Friday, April 08, 2011

Day 27 of Lent :: Fountain of Life

“On that day a fountain will be opened
to the house of David and the inhabitants of Jerusalem,
to cleanse them from sin and impurity.”

(Zechariah 13:1)
The eighteenth century poet, William Cowper penned the famous words to the poem, There is a Fountain Filled with Blood. In it, Cowper vividly captures what the prophet Zechariah spoke of some five hundred years before Jesus.

There is a fountain filled with blood
Drawn from Emmanuel’s veins.
And sinners, plunged beneath that flood,
Lose all their guilty stains,
Lose all their guilty stains;
And sinners, plunged beneath that flood,
Lose all their guilty stains . . .

E’er since, by faith, I saw the stream
Thy flowing wounds supply,
Redeeming love has been my theme,
And shall be till I die,
And shall be till I die;
Redeeming love has been my theme,
And shall be till I die.

Jesus is the only true source of life. Ironically, it was brought about through death. That’s how the kingdom of God often seems – upside down. In the garden, humanity reached for the forbidden fruit. As they freely exerted their own will, they became enslaved to their own desires. As they acted as one who ruled their own life, they suffered death. At the cross, Jesus surrendered his very life, yet resurrected all of humanity from the grave of sin. He allowed human hands and forces of darkness to nail Him to the cross in the ultimate display of evil triumph over goodness, yet in doing so He led captivity captive, dethroning powers and principalities. This, in part, is the mystery of the Gospel.
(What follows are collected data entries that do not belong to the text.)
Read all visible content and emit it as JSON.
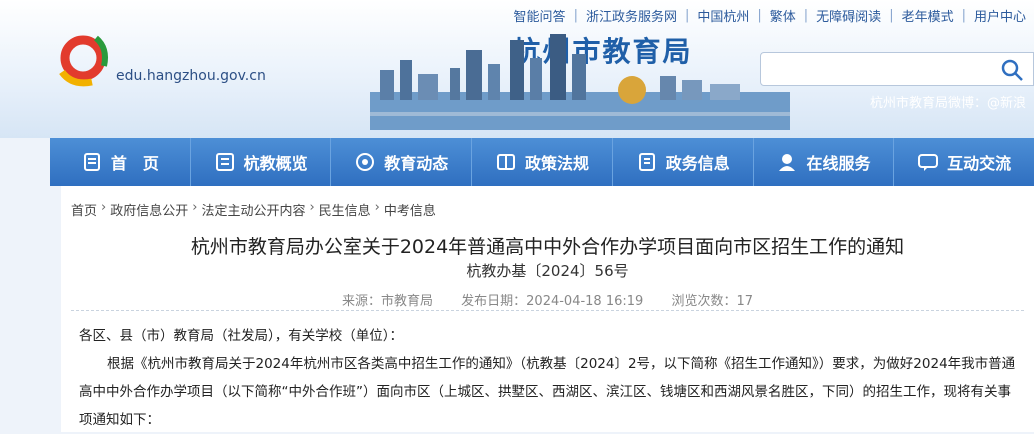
{
  "toplinks": [
    "智能问答",
    "浙江政务服务网",
    "中国杭州",
    "繁体",
    "无障碍阅读",
    "老年模式",
    "用户中心"
  ],
  "logo": {
    "title": "杭州市教育局",
    "domain": "edu.hangzhou.gov.cn"
  },
  "weibo": "杭州市教育局微博：@新浪",
  "nav": [
    {
      "label": "首　页",
      "icon": "home-icon"
    },
    {
      "label": "杭教概览",
      "icon": "overview-icon"
    },
    {
      "label": "教育动态",
      "icon": "news-icon"
    },
    {
      "label": "政策法规",
      "icon": "policy-icon"
    },
    {
      "label": "政务信息",
      "icon": "info-icon"
    },
    {
      "label": "在线服务",
      "icon": "service-icon"
    },
    {
      "label": "互动交流",
      "icon": "chat-icon"
    }
  ],
  "breadcrumb": [
    "首页",
    "政府信息公开",
    "法定主动公开内容",
    "民生信息",
    "中考信息"
  ],
  "article": {
    "title": "杭州市教育局办公室关于2024年普通高中中外合作办学项目面向市区招生工作的通知",
    "doc_no": "杭教办基〔2024〕56号",
    "source": "来源：市教育局",
    "date": "发布日期：2024-04-18 16:19",
    "views": "浏览次数：17",
    "salutation": "各区、县（市）教育局（社发局），有关学校（单位）：",
    "para1": "根据《杭州市教育局关于2024年杭州市区各类高中招生工作的通知》（杭教基〔2024〕2号，以下简称《招生工作通知》）要求，为做好2024年我市普通高中中外合作办学项目（以下简称“中外合作班”）面向市区（上城区、拱墅区、西湖区、滨江区、钱塘区和西湖风景名胜区，下同）的招生工作，现将有关事项通知如下："
  },
  "colors": {
    "nav": "#2f6fc0",
    "brand": "#1f5fa8"
  }
}
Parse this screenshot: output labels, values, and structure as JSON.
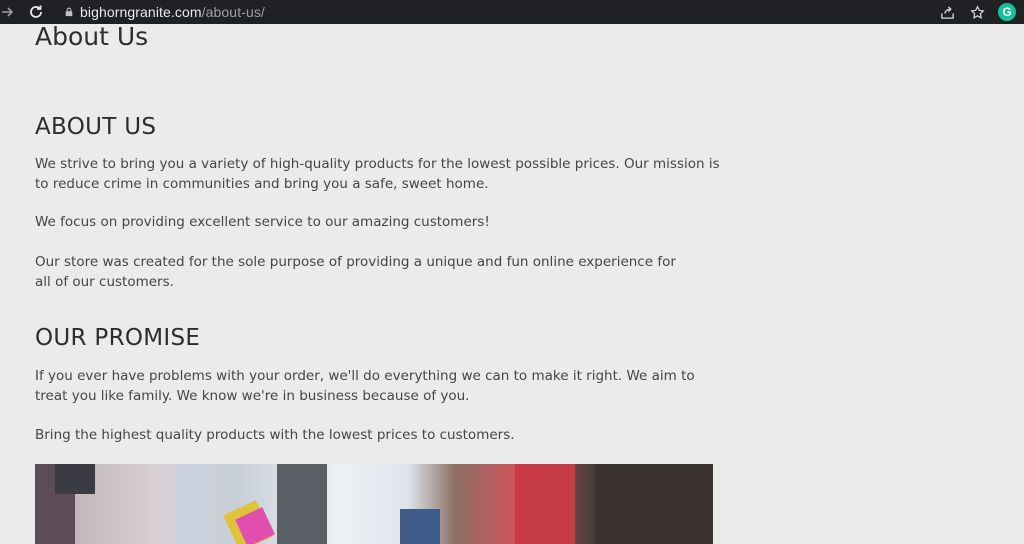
{
  "browser": {
    "url_host": "bighorngranite.com",
    "url_path": "/about-us/",
    "extension_letter": "G"
  },
  "page": {
    "title": "About Us",
    "sections": [
      {
        "heading": "ABOUT US",
        "paragraphs": [
          "We strive to bring you a variety of high-quality products for the lowest possible prices. Our mission is to reduce crime in communities and bring you a safe, sweet home.",
          "We focus on providing excellent service to our amazing customers!",
          "Our store was created for the sole purpose of providing a unique and fun online experience for all of our customers."
        ]
      },
      {
        "heading": "OUR PROMISE",
        "paragraphs": [
          "If you ever have problems with your order, we'll do everything we can to make it right. We aim to treat you like family. We know we're in business because of you.",
          "Bring the highest quality products with the lowest prices to customers."
        ]
      }
    ]
  },
  "colors": {
    "page_background": "#ebebeb",
    "browser_bar": "#202124",
    "extension_green": "#15c39a"
  }
}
The cross, once only an instrument of death, now becomes an instrument of new life.
“The very existence of the cross, and of the crucified Christ,” writes Alister McGrath, “forces us to make a crucial decision: Will we look for God somewhere else, or will we make the cross, and the crucified Christ, the basis of our thought about God?”[i]

Prayer: Must I go on, Lord Jesus? I can barely stand to see myself through the gaping wounds on Your back. My stomach churns and I want to walk away. The journey to the cross is fraught with a thousand deaths, and I’m not sure if I am prepared to embrace each one. To know the fellowship of Your sufferings is not so simple. Sustain me in my quest, dearest Savior, and I will seek to share Your sorrow.[ii]

[i] Alister E. McGrath, The Mystery of the Cross, 13.
[ii] Prayer by Tricia McCary Rhodes, Contemplating the Cross, 71.